The Bronfman Youth Fellowship has announced eight projects to receive BYFI Alumni Venture Fund (AVF) grants. Each grant was carefully vetted by the Alumni Advisory Board, based on creativity, feasibilityand relevance to BYFI’s values.
Donations from alumni and their families support twice-yearly grantmaking through the Alumni Venture Fund.
The recipients are:
Ohr HaLev – Institute for Jewish Spirituality (Israel and North America) Danny Cohen ’04
Ohr HaLev works to make the rich teachings of Jewish spirituality accessible for Jews who seek to deepen their Jewish practice and “to provide Jews with a rich, meaningful, transformative and relevant Jewish life and spiritual path.” Ohr HaLev accomplishes this by offering weekend and weeklong retreats as well as meditation and mindfulness workshops. The Institute welcomes Jews of all backgrounds and persuasions, operating with a non-judgmental and open philosophy.
CSESS Education Seminars (New York City) Elisabeth Cohen ’01
CSESS brings Harvard undergraduates to teach enrichment classes in New York City high schools for two weeks. This year, with the help of an AVF grant, CSESS added a new element to their programming for instructors: seminars with education professionals (including Ariela Rothstein ’05) to contextualize the instructors’ work and experiences. These seminars “offered undergraduate instructors perspective into the education system within which they’re working in a way that both informed their work in the classroom and helped them get more out of it.”
Sulam – The Brookline Jewish Afterschool Program (Brookline, MA) Yoni Engelhart ’96
In response to the steep prices of Jewish day school tuition, a group of families in Brookline are taking matters into their own hands and creating a new model for afterschool Jewish education. Sulam will “provide children in kindergarten through 5th grade with carefully designed curriculum to develop strong Jewish knowledge, study skills, intuition, and identity, and to prepare students for success in 6th grade at any of Boston’s Jewish day schools.” Their doors will open in September 2012; the school will operate four days per week to offer the strongest and most comprehensive education possible.
Keshet: Mobilizing Hillel Leaders for Inclusion and Equality (North America) Idit Klein ’89
Keshet has worked with a number of Jewish youth organizations including NFTY, BBYO, and USY to promote inclusion and open conversation around LGBTQ identity. This new initiative will extend training and resources to professional staff and lay leaders in campus Hillels, fostering development of LGBT-inclusive programming as well as safe, celebratory spaces for LGBT students.

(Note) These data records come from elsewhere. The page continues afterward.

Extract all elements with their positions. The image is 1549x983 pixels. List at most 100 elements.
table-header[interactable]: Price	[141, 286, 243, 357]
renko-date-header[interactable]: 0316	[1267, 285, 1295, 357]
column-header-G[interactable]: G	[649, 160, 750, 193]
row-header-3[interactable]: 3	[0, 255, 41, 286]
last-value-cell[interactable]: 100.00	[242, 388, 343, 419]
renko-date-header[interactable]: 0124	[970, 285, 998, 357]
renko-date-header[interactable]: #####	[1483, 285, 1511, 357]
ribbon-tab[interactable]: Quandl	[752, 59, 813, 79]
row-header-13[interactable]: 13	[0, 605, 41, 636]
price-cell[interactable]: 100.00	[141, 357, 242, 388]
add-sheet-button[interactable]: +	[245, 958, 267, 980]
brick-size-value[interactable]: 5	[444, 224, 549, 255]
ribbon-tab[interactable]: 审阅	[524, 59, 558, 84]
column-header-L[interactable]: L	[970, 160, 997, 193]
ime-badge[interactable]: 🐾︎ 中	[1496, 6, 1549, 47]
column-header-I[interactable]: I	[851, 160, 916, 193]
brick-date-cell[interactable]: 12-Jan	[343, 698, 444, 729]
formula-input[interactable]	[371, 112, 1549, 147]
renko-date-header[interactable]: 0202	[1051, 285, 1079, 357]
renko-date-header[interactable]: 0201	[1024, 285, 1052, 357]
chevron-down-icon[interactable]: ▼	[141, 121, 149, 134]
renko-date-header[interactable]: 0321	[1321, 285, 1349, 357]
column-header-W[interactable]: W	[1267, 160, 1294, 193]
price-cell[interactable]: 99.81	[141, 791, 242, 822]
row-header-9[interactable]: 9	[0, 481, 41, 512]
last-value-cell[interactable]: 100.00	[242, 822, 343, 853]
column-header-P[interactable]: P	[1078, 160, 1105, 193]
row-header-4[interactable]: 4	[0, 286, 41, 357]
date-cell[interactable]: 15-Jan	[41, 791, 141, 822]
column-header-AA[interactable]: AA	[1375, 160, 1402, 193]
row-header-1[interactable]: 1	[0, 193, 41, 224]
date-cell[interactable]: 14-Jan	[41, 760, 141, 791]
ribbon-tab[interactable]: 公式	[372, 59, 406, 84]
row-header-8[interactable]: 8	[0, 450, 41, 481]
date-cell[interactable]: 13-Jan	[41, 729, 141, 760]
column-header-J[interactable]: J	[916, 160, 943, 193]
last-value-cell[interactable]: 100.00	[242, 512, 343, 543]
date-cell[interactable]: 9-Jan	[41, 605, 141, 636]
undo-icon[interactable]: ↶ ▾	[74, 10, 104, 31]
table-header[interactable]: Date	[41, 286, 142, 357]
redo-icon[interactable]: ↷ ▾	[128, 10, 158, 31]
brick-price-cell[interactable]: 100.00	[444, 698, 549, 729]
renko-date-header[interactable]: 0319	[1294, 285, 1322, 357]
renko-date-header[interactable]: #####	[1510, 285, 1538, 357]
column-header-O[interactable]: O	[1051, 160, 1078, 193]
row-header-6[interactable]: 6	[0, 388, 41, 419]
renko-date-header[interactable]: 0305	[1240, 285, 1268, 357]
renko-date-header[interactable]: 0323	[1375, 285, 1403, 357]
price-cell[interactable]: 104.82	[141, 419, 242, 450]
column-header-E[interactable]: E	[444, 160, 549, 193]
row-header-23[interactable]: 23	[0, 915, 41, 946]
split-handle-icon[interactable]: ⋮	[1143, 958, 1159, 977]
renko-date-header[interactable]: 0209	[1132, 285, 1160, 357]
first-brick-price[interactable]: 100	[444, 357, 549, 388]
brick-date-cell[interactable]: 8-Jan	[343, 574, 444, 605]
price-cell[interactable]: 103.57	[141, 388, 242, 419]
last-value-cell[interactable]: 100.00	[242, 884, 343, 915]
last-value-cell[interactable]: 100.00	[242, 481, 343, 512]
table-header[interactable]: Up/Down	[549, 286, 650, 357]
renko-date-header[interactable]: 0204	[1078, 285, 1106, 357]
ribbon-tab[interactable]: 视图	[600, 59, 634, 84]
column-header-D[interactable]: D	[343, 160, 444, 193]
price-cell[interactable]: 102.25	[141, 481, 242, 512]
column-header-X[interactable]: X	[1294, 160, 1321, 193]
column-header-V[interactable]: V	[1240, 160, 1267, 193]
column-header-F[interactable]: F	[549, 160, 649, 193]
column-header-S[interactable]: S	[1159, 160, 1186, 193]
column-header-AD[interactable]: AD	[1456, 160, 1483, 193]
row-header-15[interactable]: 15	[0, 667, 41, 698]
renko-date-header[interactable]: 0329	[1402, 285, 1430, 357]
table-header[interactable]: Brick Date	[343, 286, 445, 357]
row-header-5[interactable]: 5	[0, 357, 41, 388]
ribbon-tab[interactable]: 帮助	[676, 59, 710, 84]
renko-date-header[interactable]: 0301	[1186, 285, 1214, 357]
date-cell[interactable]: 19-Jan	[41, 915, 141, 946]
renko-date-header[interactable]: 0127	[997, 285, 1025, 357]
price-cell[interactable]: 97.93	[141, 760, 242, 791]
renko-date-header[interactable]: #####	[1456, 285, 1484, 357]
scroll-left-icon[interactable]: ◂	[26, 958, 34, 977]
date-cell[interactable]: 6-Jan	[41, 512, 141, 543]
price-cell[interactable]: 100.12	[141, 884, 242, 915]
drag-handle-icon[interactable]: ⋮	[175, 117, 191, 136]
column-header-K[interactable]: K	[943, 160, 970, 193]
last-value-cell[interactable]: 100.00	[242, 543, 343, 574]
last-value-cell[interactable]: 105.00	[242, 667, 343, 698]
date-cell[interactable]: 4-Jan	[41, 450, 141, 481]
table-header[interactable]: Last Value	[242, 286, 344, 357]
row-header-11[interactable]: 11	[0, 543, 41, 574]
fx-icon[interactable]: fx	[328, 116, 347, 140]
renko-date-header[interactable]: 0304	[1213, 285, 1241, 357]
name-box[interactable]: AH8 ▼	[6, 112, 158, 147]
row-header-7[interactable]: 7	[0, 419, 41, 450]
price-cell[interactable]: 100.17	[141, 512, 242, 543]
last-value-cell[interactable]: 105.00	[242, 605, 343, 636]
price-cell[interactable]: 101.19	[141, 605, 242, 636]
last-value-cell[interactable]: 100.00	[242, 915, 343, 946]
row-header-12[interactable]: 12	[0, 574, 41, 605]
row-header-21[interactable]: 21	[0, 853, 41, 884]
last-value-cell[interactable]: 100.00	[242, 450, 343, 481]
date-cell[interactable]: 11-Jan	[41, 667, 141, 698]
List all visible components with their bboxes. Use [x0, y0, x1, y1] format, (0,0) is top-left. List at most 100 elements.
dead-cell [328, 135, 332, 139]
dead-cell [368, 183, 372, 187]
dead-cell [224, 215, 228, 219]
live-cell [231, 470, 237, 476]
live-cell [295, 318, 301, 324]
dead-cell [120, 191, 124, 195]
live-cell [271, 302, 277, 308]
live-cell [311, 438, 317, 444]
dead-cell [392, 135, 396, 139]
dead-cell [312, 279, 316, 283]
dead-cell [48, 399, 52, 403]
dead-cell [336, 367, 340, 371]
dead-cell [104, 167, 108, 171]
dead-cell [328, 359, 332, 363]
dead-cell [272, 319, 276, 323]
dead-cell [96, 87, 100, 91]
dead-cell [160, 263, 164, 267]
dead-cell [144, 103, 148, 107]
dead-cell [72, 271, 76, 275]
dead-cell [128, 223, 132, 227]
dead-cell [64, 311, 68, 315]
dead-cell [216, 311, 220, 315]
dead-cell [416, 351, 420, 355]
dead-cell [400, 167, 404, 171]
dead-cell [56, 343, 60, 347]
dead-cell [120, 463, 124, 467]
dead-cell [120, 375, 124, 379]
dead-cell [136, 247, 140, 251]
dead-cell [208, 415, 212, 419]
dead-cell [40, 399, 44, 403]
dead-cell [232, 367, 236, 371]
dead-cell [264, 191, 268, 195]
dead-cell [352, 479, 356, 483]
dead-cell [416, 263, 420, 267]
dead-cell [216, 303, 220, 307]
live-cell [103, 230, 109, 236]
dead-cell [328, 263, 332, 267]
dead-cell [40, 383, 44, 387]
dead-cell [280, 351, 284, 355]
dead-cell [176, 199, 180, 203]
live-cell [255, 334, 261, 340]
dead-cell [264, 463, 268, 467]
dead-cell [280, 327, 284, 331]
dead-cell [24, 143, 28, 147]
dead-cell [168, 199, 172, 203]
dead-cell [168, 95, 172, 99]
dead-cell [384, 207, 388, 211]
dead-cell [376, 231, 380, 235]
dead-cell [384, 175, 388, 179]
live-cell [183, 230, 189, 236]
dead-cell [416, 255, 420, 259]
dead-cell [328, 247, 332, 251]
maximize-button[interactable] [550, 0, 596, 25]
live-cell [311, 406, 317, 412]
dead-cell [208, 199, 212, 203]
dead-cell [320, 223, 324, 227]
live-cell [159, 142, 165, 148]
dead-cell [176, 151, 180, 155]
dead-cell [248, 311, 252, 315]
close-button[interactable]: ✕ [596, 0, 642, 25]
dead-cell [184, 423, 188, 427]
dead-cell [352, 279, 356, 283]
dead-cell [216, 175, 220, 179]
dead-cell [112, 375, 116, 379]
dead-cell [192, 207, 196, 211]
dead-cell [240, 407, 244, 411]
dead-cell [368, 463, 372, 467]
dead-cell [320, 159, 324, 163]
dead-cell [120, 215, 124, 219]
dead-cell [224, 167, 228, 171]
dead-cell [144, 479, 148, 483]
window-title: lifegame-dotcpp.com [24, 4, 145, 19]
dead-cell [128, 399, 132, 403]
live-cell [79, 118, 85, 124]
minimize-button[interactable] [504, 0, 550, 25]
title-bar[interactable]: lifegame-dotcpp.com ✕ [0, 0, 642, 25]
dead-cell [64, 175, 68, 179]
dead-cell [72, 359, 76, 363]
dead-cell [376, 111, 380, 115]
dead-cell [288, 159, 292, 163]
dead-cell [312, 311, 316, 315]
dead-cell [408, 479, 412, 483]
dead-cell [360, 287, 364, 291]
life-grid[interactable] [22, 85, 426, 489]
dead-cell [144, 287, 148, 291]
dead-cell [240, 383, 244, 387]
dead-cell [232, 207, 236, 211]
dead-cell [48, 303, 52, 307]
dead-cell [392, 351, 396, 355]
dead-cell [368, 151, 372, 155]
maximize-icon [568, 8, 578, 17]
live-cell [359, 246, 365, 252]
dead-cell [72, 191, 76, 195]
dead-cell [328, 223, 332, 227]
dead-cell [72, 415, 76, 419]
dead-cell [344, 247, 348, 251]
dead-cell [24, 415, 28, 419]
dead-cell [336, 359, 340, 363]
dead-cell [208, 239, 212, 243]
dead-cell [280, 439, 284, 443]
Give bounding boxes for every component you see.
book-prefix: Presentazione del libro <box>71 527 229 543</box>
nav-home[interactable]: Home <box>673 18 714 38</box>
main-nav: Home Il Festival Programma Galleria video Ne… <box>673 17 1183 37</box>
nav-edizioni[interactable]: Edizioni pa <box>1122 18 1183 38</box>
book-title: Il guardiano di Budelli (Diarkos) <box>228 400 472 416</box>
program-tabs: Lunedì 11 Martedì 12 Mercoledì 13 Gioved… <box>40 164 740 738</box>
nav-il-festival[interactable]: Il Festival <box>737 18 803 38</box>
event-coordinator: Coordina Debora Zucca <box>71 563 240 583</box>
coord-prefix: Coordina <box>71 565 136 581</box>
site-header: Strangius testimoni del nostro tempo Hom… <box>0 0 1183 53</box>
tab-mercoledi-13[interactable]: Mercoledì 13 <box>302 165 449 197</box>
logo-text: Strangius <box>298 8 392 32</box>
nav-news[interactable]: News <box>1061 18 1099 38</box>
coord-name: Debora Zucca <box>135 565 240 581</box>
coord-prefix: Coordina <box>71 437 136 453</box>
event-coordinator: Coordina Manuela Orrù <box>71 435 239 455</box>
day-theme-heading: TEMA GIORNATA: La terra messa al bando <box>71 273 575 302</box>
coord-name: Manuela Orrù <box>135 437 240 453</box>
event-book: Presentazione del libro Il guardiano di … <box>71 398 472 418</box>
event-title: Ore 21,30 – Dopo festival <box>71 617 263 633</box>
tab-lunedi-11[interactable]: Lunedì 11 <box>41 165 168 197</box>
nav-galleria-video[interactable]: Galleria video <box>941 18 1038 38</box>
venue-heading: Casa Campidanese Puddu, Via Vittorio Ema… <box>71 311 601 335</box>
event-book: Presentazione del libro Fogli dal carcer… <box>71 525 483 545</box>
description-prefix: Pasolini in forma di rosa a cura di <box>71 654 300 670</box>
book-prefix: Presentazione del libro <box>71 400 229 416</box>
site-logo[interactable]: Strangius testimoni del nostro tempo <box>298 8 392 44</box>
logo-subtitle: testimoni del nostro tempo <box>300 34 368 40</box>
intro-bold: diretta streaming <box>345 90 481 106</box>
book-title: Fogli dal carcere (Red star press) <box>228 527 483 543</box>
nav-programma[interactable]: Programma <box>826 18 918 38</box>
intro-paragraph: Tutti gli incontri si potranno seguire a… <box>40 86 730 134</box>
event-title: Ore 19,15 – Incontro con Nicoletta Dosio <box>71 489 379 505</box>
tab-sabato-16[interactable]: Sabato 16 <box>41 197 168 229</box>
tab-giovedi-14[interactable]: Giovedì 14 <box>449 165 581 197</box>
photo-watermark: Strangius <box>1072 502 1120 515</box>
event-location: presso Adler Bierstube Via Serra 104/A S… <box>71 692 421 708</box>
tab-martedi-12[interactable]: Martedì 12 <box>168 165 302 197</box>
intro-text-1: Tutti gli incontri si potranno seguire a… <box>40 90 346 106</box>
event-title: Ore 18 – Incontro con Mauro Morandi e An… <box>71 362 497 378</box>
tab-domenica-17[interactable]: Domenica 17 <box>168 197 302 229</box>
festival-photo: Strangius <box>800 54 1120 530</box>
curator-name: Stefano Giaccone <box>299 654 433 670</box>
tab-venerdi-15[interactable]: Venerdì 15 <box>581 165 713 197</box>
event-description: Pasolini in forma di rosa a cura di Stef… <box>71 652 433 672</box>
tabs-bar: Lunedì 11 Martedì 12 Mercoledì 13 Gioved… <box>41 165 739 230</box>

The Kavana Cooperative: Holiday – Prep & Practice Series (for Adults!) (Seattle, WA) Rachel Nussbaum ’93
The Kavana Cooperative, a model for innovative Jewish engagement and programming, is offering the opportunity for adults without children to explore possibilities for Jewish holiday practice within a pluralistic and nurturing framework. An AVF grant is funding a series of workshops, centered on text study and hands-on education about ritual, which encourage participants to grapple with the infinite options for Jewish practice while building community. A similar program for young families has been successful for the past five years and Kavana seeks to enrich the ritual practice of another demographic within the community.
Kevah Curricula Development (San Francisco, CA) Noa Silver ’04
Kevah (founded by Sara Bamberger YOZMA), is dedicated to grassroots Jewish learning and to facilitating pluralistic study of traditional Jewish texts. Kevah has grown tremendously since its inception and is now working to expand and support its network of educators. The AVF grant will allow for the development of curricular resources which can be shared and replicated among different Kevah groups.
Princeton Shechita Seminar (Princeton, NJ) David Wolkenfeld ’97
In January 2012, Princeton hosted 10 students and recent university graduates (including William Herlands ’06 and Mateo Aceves ’06) for an intensive, weeklong seminar on shechita (ritual slaughter). Participants delved into the principles of shechita law and were trained in how to prepare, slaughter, and clean a chicken according to Jewish law. In addition to teaching the participants about the process of shechita, one of the program’s goals was to empower young adults within the traditional community to maintain independence from industrial animal farming.
Cafe Olam (Philadelphia, PA) Susan Pultman ’99
Café Olam, a collaboration between The Little Shul, the Collaborative, Congregation Rodeph Shalom, and many other Philadelphia Jewish community organizations, is revitalizing an historic South Philadelphia synagogue by making it a hub for young Jews in their 20s and 30s committed to community building and urban sustainable living. Through a series of events and the dedication of a communal physical space, Café Olam is carrying out what it calls “Urban ReJEWal,” an effort to connect Jewish community members to each other and to the neighborhood.